Abstract: Every single public company is under pressure from the Board, CEO and senior leadership to become more data-driven and agile. This inevitably leads to “answers” such as Cloud, Analytics, Machine Learning/AI and the corresponding adoption of tools in that space. Some of these initiatives are more successful than others – where success is measured by business impact within a certain reasonable time horizon. We have observed that the greatest success is achieved in organizations that not only start with end in mind but remain true to it every step along the journey. For example, companies that want to fundamentally change how drug discovery is being approached need to start with a blueprint for a new R&D strategy before procuring tools.
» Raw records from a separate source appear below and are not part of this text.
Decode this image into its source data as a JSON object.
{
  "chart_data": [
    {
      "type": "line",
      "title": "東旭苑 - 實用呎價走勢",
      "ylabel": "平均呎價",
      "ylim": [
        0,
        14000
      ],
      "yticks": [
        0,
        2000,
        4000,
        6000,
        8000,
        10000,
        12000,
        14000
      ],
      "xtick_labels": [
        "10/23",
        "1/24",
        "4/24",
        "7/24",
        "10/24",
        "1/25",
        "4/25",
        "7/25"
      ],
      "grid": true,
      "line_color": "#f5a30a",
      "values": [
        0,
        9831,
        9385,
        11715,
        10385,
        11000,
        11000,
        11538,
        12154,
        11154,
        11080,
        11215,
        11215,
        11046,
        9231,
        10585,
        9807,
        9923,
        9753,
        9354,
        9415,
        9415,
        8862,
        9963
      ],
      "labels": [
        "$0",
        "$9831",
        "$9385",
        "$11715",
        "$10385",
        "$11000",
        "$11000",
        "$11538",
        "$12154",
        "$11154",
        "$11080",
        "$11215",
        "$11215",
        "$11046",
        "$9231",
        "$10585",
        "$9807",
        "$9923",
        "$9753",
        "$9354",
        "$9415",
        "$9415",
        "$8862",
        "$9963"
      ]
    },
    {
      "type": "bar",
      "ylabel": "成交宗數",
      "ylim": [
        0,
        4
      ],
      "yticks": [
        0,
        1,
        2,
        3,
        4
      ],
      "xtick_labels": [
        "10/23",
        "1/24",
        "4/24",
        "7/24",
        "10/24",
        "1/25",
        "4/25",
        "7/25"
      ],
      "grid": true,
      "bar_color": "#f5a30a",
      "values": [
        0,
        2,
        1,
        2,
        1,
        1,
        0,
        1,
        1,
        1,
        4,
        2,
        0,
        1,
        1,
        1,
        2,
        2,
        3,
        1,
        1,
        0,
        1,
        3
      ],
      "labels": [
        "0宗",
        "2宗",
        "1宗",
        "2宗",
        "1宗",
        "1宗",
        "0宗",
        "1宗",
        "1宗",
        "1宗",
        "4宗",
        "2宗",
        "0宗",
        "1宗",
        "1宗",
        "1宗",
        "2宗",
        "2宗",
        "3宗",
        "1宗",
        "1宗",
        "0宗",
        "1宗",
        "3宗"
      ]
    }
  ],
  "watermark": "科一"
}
Similarly, companies that want to embrace advanced ML/AI need to ensure that the right data sets are available for use. Equally important is organization structure, skillset, and reporting structure that can aid or hinder innovation. We, at Cloudera, have had the benefit of working with customers that span a variety of industry verticals spanning healthcare, banking and financial services, governments, retail, manufacturing, autonomous driving companies to name a few. In this talk, we want to share the learnings of how some very successful organizations have adapted their culture, process and infrastructure to herald a new age of data-driven innovations.
1. Importance of having long-term business goals that drive data-driven innovations. Without this, it is easy to get lost in endless explorations.
2. Baselining whether the existing culture is the right one for executing on the vision and if it is not right, coming up with a plan to change it.
3. Making sure that the innovation process and infrastructure choices are in alignment with budgetary expectations, business realities and the cultural mindset.